Former New Jersey Governor and Trump transition team member Chris Christie weighed in on the "Porn Star vs. The President" saga on Sunday, saying that accusations that Trump might be guilty of illegally using campaign funds to "silence" adult film actress Stormy Daniels "could be" legitimate.
Christie, who reportedly parted ways with the president under less than cordial circumstances, made the comments on ABC's "This Week" on Sunday morning, just a few hours after CNN's intrepid reporting at a strip club performance by Daniels in Florida (no, seriously).
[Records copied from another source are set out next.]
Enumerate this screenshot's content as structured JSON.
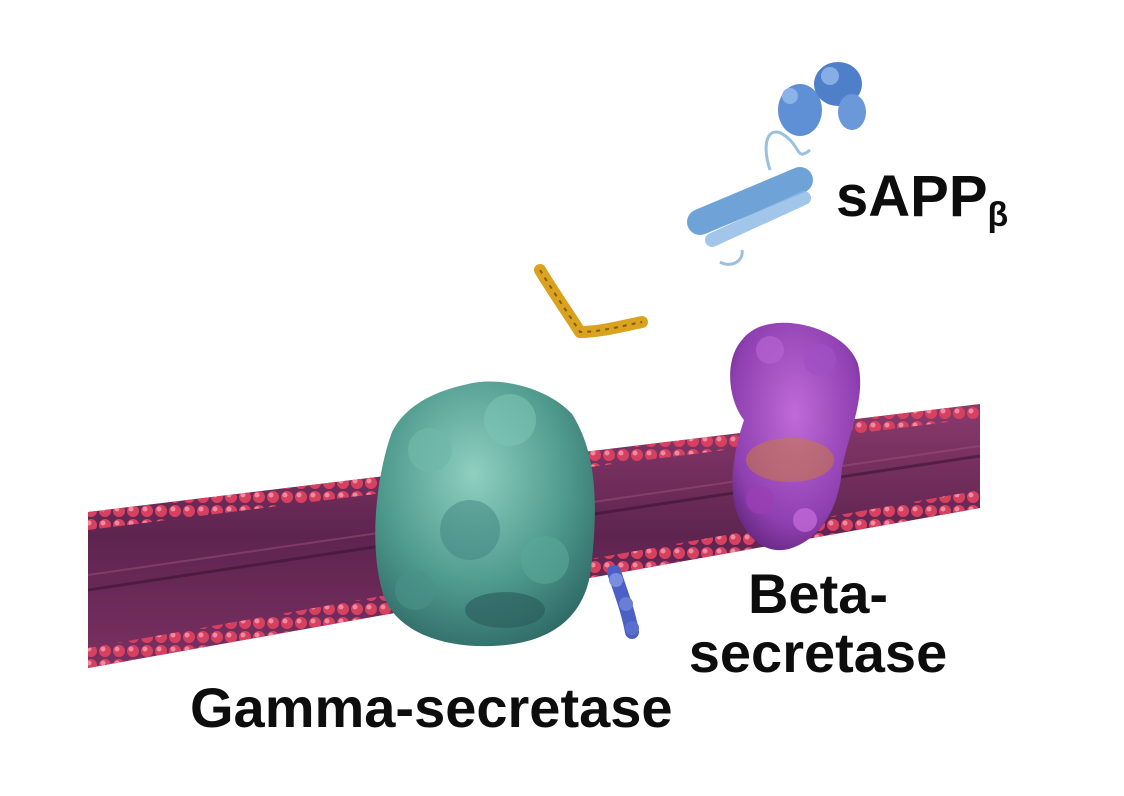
{
  "labels": {
    "sapp_main": "sAPP",
    "sapp_sub": "β",
    "beta_line1": "Beta-",
    "beta_line2": "secretase",
    "gamma": "Gamma-secretase"
  },
  "colors": {
    "membrane_body": "#6e2a5c",
    "membrane_edge": "#c8345a",
    "gamma_protein": "#4f9a8e",
    "beta_protein": "#8e3fb0",
    "sapp_protein": "#6fa3d8",
    "abeta_fragment": "#d9a21f",
    "apb_fragment": "#4b5fc4"
  }
}
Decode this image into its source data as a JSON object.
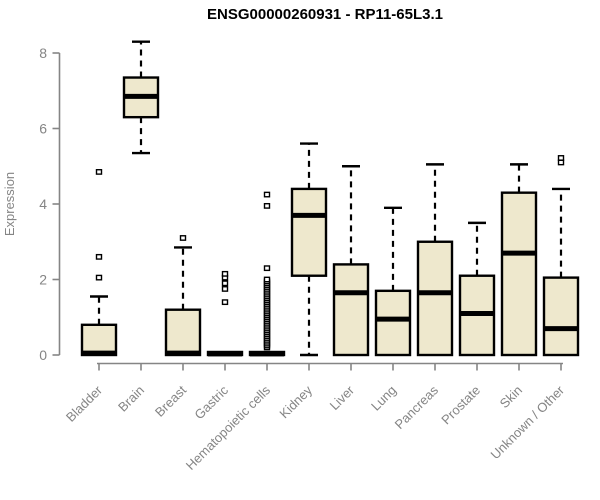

Seated next to former DNC chair Donna Brazile, who, after being booted from her role as the DNC chair, exposed Hillary Clinton's "secret takeover of the DNC," Christie was asked to address the issue based on his experience as a former prosecutor.
After a panel discussion about whether or not Trump is "prepared" to talk with the North Korean leader and the implications of Trump's steel industry tariffs, Christie was asked if he thinks that there might be a "legitimate" legal issue with Trump's lawyer Michael Cohen paying Daniels $130,000 to sign a non-disclosure agreement in 2016 about her alleged affair with Trump years before.
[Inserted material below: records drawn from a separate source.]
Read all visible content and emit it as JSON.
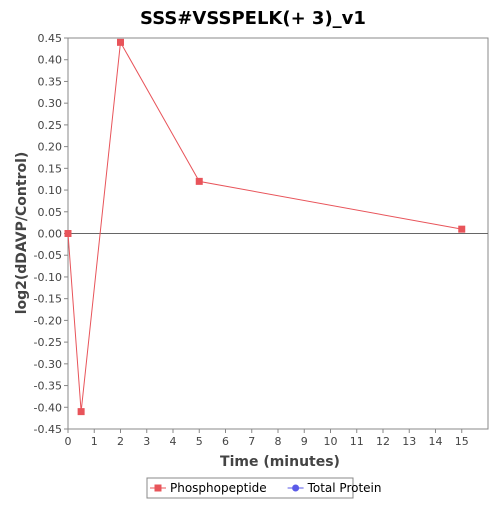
{
  "chart_data": {
    "type": "line",
    "title": "SSS#VSSPELK(+ 3)_v1",
    "xlabel": "Time (minutes)",
    "ylabel": "log2(dDAVP/Control)",
    "xlim": [
      0,
      16
    ],
    "ylim": [
      -0.45,
      0.45
    ],
    "x_ticks": [
      0,
      1,
      2,
      3,
      4,
      5,
      6,
      7,
      8,
      9,
      10,
      11,
      12,
      13,
      14,
      15
    ],
    "y_ticks": [
      0.45,
      0.4,
      0.35,
      0.3,
      0.25,
      0.2,
      0.15,
      0.1,
      0.05,
      0.0,
      -0.05,
      -0.1,
      -0.15,
      -0.2,
      -0.25,
      -0.3,
      -0.35,
      -0.4,
      -0.45
    ],
    "grid": false,
    "zero_line": true,
    "legend_position": "bottom",
    "series": [
      {
        "name": "Phosphopeptide",
        "color": "#e8545a",
        "marker": "square",
        "x": [
          0,
          0.5,
          2,
          5,
          15
        ],
        "y": [
          0.0,
          -0.41,
          0.44,
          0.12,
          0.01
        ]
      },
      {
        "name": "Total Protein",
        "color": "#5a5ae8",
        "marker": "circle",
        "x": [],
        "y": []
      }
    ]
  }
}
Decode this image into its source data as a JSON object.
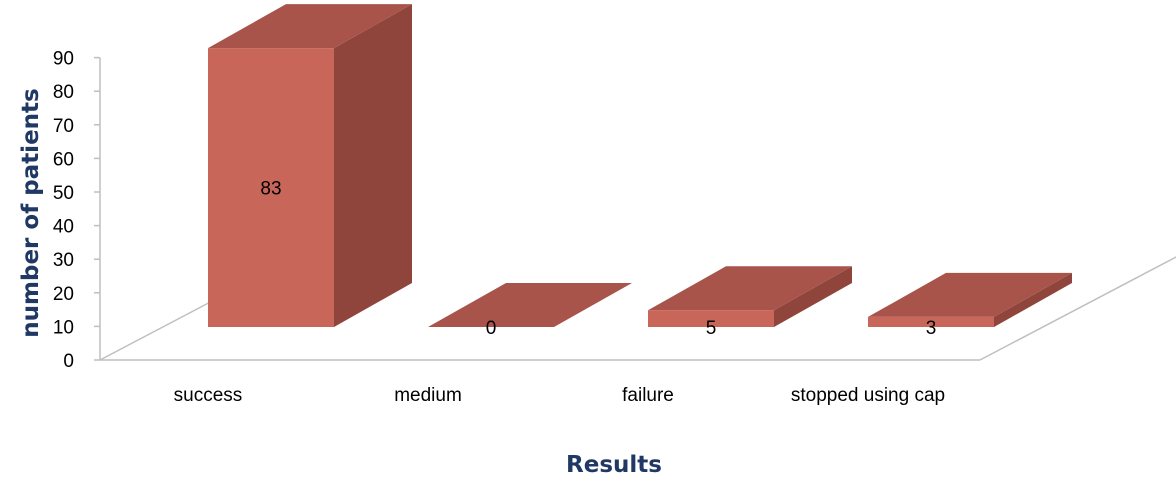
{
  "chart_data": {
    "type": "bar",
    "style": "3d-column",
    "categories": [
      "success",
      "medium",
      "failure",
      "stopped using cap"
    ],
    "values": [
      83,
      0,
      5,
      3
    ],
    "title": "",
    "xlabel": "Results",
    "ylabel": "number of patients",
    "ylim": [
      0,
      90
    ],
    "yticks": [
      0,
      10,
      20,
      30,
      40,
      50,
      60,
      70,
      80,
      90
    ],
    "data_labels": [
      "83",
      "0",
      "5",
      "3"
    ],
    "grid": false,
    "legend": "none",
    "colors": {
      "bar_front": "#c9665a",
      "bar_top": "#a8544b",
      "bar_side": "#8f443c",
      "floor_line": "#bfbfbf",
      "axis_title": "#1f3864"
    }
  }
}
"There could be," said Christie. "You’ve got to get to the bottom of the facts. You’ve got to get to the bottom of the facts. Was Michael Cohen reimbursed for this? If he was, from whom? Did he pay for himself? If he paid himself, what are the campaign implications? There’s all kinds of issues that will be looked at."
The host interjected that if Cohen wasn't reimbursed, it might be a "bigger issue."
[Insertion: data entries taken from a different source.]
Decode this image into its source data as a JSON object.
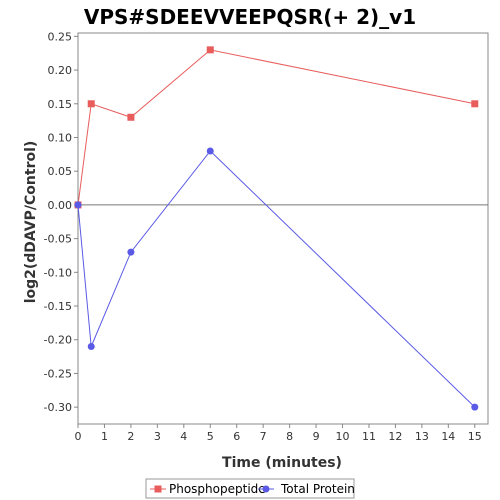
{
  "chart_data": {
    "type": "line",
    "title": "VPS#SDEEVVEEPQSR(+ 2)_v1",
    "xlabel": "Time (minutes)",
    "ylabel": "log2(dDAVP/Control)",
    "xlim": [
      0,
      15.5
    ],
    "ylim": [
      -0.325,
      0.255
    ],
    "xticks": [
      0,
      1,
      2,
      3,
      4,
      5,
      6,
      7,
      8,
      9,
      10,
      11,
      12,
      13,
      14,
      15
    ],
    "yticks": [
      0.25,
      0.2,
      0.15,
      0.1,
      0.05,
      0.0,
      -0.05,
      -0.1,
      -0.15,
      -0.2,
      -0.25,
      -0.3
    ],
    "ytick_labels": [
      "0.25",
      "0.20",
      "0.15",
      "0.10",
      "0.05",
      "0.00",
      "-0.05",
      "-0.10",
      "-0.15",
      "-0.20",
      "-0.25",
      "-0.30"
    ],
    "grid": false,
    "zero_line": true,
    "legend_position": "bottom",
    "series": [
      {
        "name": "Phosphopeptide",
        "color": "#e85c5c",
        "marker": "square",
        "x": [
          0,
          0.5,
          2,
          5,
          15
        ],
        "y": [
          0.0,
          0.15,
          0.13,
          0.23,
          0.15
        ]
      },
      {
        "name": "Total Protein",
        "color": "#5a5ae6",
        "marker": "circle",
        "x": [
          0,
          0.5,
          2,
          5,
          15
        ],
        "y": [
          0.0,
          -0.21,
          -0.07,
          0.08,
          -0.3
        ]
      }
    ]
  }
}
"If he was reimbursed ... did the president reimburse him?" said Christie. Stressing that "we don't know" all the facts yet, the former prosecutor reiterated that it must be "examined" legally. "I think there are legal issues to be examined," he said. "I’m sure they will be examined. We don’t know. We don’t know enough of the facts. The facts have kind of been movable on this."
Christie also noted that the porn star story was being handled differently in the era of Trump than it would have been with past presidents.
Daniels has accused Trump and Cohen of unfairly attempting to silence her through a restraining order filed late February amid her continued media campaign teasing a big reveal about their alleged past sexual relationship. In a lawsuit filed last Tuesday, the lawyer of Daniels (real name Stephanie Clifford) alleged that Cohen was trying to "intimidate Ms. Clifford into silence and 'shut her up' in order to 'protect Mr. Trump,'" and that he "surreptitiously initiated a bogus arbitration proceeding against Ms. Clifford in Los Angeles."
Cohen's own attorney has responded to Daniels' lawsuit by noting that the NDA Daniels signed specifies that actions like his client has taken is a legal and proper response to her breaking the agreement. "The designated judge from the arbitration tribunal found that Ms. Clifford had violated the agreement and enjoined her from, among other things, filing this lawsuit," Cohen's attorney, Lawrence Rosen, told NBC in a statement last week.